At the specific time Bill Lindo joined the PUP in 1973, his uncle, Dean R. Lindo, was becoming the most powerful man in the political group which would become the United Democratic Party (UDP) in September of 1973. The general election held in October of 1974 established Dean Lindo’s UDP as the most powerful domestic electoral threat the PUP had ever faced, and after the UDP blew out the PUP in the December 1977 Belize City Council elections, it was widely believed that the UDP would take national power in 1979.
         
Whether his family relationship to the PUP’s most formidable enemy negatively affected his career in the PUP, we cannot say, but Bill Lindo never became a PUP general election candidate.
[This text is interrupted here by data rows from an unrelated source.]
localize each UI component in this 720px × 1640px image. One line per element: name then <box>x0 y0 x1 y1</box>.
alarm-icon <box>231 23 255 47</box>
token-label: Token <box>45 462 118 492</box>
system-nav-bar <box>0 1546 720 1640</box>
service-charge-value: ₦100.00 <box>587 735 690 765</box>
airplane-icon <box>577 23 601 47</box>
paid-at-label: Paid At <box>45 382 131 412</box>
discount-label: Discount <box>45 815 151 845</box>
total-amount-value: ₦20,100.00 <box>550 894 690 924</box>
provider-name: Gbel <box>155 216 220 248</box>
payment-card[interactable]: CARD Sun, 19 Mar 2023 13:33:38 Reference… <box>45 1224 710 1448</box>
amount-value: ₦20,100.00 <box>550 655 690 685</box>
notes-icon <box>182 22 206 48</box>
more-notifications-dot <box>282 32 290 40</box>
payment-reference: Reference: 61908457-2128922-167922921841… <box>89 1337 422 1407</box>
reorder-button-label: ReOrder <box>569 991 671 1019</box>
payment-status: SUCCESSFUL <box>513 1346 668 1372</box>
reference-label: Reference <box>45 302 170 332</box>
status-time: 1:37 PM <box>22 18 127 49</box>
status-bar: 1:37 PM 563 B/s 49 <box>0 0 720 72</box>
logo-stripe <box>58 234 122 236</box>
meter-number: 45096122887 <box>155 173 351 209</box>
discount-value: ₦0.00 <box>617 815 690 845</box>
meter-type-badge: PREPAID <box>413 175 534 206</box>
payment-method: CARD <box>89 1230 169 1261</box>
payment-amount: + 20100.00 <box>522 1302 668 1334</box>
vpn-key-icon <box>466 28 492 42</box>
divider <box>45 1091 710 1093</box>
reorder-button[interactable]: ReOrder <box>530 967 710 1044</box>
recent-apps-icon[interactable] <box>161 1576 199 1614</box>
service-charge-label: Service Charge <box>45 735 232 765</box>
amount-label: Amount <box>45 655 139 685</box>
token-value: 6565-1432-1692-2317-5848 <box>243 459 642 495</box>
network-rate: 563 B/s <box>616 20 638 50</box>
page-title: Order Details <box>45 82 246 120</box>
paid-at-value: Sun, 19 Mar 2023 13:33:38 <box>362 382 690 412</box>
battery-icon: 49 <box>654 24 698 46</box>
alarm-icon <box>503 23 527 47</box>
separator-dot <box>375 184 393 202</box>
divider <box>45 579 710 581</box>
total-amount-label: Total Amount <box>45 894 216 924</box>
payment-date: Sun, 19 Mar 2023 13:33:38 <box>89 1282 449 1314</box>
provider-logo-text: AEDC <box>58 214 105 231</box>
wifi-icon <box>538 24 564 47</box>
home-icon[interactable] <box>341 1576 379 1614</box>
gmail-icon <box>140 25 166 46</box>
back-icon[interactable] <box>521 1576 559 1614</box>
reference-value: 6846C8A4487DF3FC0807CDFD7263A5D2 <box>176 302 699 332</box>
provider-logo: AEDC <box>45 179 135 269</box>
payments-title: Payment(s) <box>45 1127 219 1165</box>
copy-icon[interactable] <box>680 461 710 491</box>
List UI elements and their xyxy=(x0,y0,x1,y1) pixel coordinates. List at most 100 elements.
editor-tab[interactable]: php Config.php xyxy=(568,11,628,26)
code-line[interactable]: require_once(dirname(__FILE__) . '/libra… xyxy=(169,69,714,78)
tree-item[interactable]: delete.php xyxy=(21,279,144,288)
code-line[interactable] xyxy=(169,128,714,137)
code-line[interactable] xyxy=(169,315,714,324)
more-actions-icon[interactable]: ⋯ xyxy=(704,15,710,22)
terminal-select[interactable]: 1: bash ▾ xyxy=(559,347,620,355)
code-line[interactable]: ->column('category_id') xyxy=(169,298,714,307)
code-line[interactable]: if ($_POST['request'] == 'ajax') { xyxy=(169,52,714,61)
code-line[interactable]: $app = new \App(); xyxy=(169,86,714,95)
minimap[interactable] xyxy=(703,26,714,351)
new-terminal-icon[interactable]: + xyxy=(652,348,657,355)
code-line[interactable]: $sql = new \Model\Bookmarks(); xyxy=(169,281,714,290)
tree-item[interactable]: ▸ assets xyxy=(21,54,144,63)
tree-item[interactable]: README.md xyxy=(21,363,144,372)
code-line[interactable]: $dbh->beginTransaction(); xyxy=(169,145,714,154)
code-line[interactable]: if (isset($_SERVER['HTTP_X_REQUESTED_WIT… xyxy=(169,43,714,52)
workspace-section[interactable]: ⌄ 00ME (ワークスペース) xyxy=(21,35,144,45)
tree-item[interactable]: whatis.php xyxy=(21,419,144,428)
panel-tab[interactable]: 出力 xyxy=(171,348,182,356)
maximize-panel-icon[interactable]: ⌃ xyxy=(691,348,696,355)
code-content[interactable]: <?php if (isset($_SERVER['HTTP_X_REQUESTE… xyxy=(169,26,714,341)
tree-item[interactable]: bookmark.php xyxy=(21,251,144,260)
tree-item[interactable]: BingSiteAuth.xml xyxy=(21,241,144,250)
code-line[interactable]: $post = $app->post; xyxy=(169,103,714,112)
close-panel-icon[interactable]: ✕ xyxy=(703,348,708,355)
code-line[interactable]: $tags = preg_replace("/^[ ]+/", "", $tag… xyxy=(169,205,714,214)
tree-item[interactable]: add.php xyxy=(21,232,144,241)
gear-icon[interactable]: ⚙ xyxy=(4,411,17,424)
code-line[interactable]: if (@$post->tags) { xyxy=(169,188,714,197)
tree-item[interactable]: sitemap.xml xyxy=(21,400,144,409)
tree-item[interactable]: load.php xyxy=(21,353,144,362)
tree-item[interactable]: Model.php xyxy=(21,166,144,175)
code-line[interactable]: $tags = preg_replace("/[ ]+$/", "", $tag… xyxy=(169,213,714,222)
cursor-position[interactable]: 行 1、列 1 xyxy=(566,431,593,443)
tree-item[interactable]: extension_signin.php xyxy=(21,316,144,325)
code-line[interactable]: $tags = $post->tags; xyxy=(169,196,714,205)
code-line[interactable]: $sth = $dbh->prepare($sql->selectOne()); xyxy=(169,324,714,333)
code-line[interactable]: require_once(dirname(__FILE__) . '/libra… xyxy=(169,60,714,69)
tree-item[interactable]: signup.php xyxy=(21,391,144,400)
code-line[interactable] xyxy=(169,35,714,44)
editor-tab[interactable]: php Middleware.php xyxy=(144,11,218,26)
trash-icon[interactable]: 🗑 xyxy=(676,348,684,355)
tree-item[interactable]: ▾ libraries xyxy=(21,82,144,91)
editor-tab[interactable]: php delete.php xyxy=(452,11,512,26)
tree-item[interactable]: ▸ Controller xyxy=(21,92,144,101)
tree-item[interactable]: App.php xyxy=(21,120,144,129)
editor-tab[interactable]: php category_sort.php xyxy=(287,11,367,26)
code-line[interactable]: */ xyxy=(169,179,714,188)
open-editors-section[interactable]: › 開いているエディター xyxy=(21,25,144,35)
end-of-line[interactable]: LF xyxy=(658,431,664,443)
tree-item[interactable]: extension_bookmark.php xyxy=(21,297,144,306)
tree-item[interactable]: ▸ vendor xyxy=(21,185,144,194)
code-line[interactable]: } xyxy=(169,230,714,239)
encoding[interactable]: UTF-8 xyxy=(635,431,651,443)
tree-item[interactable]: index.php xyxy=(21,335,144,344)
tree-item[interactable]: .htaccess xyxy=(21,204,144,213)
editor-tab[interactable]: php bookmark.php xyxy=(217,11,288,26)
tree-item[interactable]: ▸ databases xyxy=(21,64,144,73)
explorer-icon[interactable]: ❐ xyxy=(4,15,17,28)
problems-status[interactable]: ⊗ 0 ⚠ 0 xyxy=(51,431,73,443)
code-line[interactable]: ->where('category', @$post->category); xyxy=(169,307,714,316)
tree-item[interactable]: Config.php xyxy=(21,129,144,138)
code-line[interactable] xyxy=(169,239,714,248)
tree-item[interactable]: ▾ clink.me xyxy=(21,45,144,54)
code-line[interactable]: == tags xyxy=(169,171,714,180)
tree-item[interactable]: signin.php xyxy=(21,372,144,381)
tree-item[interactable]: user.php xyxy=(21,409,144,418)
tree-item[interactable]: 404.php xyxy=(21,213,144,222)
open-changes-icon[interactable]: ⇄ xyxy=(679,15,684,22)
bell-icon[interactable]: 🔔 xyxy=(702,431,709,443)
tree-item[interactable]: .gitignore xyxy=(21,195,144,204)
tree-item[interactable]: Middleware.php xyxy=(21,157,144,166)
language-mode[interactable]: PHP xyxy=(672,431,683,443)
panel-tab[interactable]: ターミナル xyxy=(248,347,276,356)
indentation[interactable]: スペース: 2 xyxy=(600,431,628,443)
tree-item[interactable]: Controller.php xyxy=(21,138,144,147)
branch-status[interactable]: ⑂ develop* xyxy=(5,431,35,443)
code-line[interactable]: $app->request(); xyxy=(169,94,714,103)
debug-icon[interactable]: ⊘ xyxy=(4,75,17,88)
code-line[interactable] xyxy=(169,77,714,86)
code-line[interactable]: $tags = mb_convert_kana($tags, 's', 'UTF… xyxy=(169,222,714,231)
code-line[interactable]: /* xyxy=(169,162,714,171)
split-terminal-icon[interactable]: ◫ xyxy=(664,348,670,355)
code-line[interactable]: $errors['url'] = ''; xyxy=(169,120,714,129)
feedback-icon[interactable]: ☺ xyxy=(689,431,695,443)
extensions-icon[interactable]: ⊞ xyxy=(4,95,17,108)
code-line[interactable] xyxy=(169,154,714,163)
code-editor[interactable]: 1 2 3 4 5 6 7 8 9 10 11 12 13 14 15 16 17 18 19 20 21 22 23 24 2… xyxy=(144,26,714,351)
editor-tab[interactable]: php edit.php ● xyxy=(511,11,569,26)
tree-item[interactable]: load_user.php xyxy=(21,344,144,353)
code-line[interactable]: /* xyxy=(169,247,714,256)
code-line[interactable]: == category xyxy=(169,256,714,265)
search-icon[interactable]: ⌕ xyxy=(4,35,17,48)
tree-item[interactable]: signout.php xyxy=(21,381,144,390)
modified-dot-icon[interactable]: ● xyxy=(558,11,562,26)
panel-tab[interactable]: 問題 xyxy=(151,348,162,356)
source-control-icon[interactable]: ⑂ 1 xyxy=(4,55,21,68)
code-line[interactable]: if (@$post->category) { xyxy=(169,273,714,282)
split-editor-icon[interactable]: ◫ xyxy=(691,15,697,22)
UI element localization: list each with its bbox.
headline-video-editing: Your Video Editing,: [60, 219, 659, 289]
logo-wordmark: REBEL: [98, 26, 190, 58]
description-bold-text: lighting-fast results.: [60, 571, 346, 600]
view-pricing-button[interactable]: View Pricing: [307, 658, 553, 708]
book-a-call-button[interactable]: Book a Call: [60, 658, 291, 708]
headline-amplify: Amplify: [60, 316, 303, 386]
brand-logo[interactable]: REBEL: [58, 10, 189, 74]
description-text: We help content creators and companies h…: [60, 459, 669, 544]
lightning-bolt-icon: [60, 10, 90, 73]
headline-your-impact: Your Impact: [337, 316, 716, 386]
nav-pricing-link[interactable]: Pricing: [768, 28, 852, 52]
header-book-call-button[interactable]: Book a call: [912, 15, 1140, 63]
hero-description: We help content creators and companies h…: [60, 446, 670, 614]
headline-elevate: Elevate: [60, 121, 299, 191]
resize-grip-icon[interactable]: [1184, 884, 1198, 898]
He was defeated by Rafael Chavez when he tried to become the Albert candidate in 1984, and he was beaten by Mark Espat when he sought to become the Albert standard bearer in 1996. As a PUP insider over the years, however, Bill Lindo received many political favors, especially grants of prime lands, various government contracts, and so on. 
         
A little biographical information is necessary here. Bill Lindo was born to wealth. His maternal grandfather, Alden “Swapy” Tillett, was one of the richest natives (so-called Creoles) in British Honduras. Mr. Tillett made his fortune as a waterfront kingpin during the colonial days. He was so big that, while the Roes now behave like royalty, their late patriarch, Gordon Roe, was in fact a BEC employee who was financed in the insurance business by the said Alden “Swapy” Tillett. Mr. Tillett died a couple years after Bill joined the PUP, and Bill Lindo was his estate’s executor. Although he briefly experimented with radical politics during his college days in New York City, Bill Lindo, to put it bluntly, has not known a hungry day in his life.
         
Bill Lindo used the Kremandala Show to defend the neoliberal policies of the Musa/Fonseca administration, most notably after the Social Security Board scandal in late July of 2004. His exchanges on the show with then UDP panelist, Ambrose Tillett, were fierce and furious. Even though Mr. Lindo claimed that he totally believed in manufacturing as the key to a strong Belizean economy, and though he argued that he personally was at odds with Musa/Fonseca policy, when push came to shove he defended everything the PUP government was doing and everybody in it.
         
More than that, even though Bill had been a self-proclaimed ally of Lake Independence’s Cordel Hyde and Caribbean Shores’ Joe Coye, both charter members of the G-7 Cabinet group which challenged Musa/ Fonseca on Thursday, August 12, 2004, by the Monday morning of August 16, 2004, when violent rhetoric began to come out of the PUP’s Northern Caucus, taken over by Florencio Marin in support of Musa, Fonseca, and Price, Bill Lindo was 100 percent Marin, Musa, Fonseca and Price.
         
Mr. Lindo has been arguing, passionately, that the global warming/climate change lobby is actually a neo-Malthusian plot engineered by the British monarchy to eliminate billions of poor people from planet earth. Lindo receives his information and guidance from the Washington-based Lyndon LaRouche group, of which he has been a disciple for decades. To be fair, LaRouche and Lindo can rightfully claim credit for predicting the international financial collapse of 2007 which followed the bursting of the housing/derivatives bubble. Where the extreme LaRouche/Lindo views on global warming/climate change are concerned, however, we are really not sure. In fact, we are not at all convinced. We see the brutal hand of Big Oil in the attacks on the global warming/climate change lobby. That same Big Oil is becoming more and more muscular in Belize. Look at Cayo; consider Orange Walk; be careful in Toledo.
         
The main thing is this: knowledge without commitment is like form without function. Bill Lindo has all these ideas, but what we know of him in the last 36 years is this: whenever the s— hits the fan, he runs for cover to the PUP big boys. His argument is, “I have to live in Belize.” What it is, is that he is no Robeson, Mandela or Rodney. He loves a good argument, but when it’s time to march, he appears to remember all the comforts of his youth. And then, he takes cover. Those who are kind, call this “party loyalty.” Those are their views, and not those of this newspaper.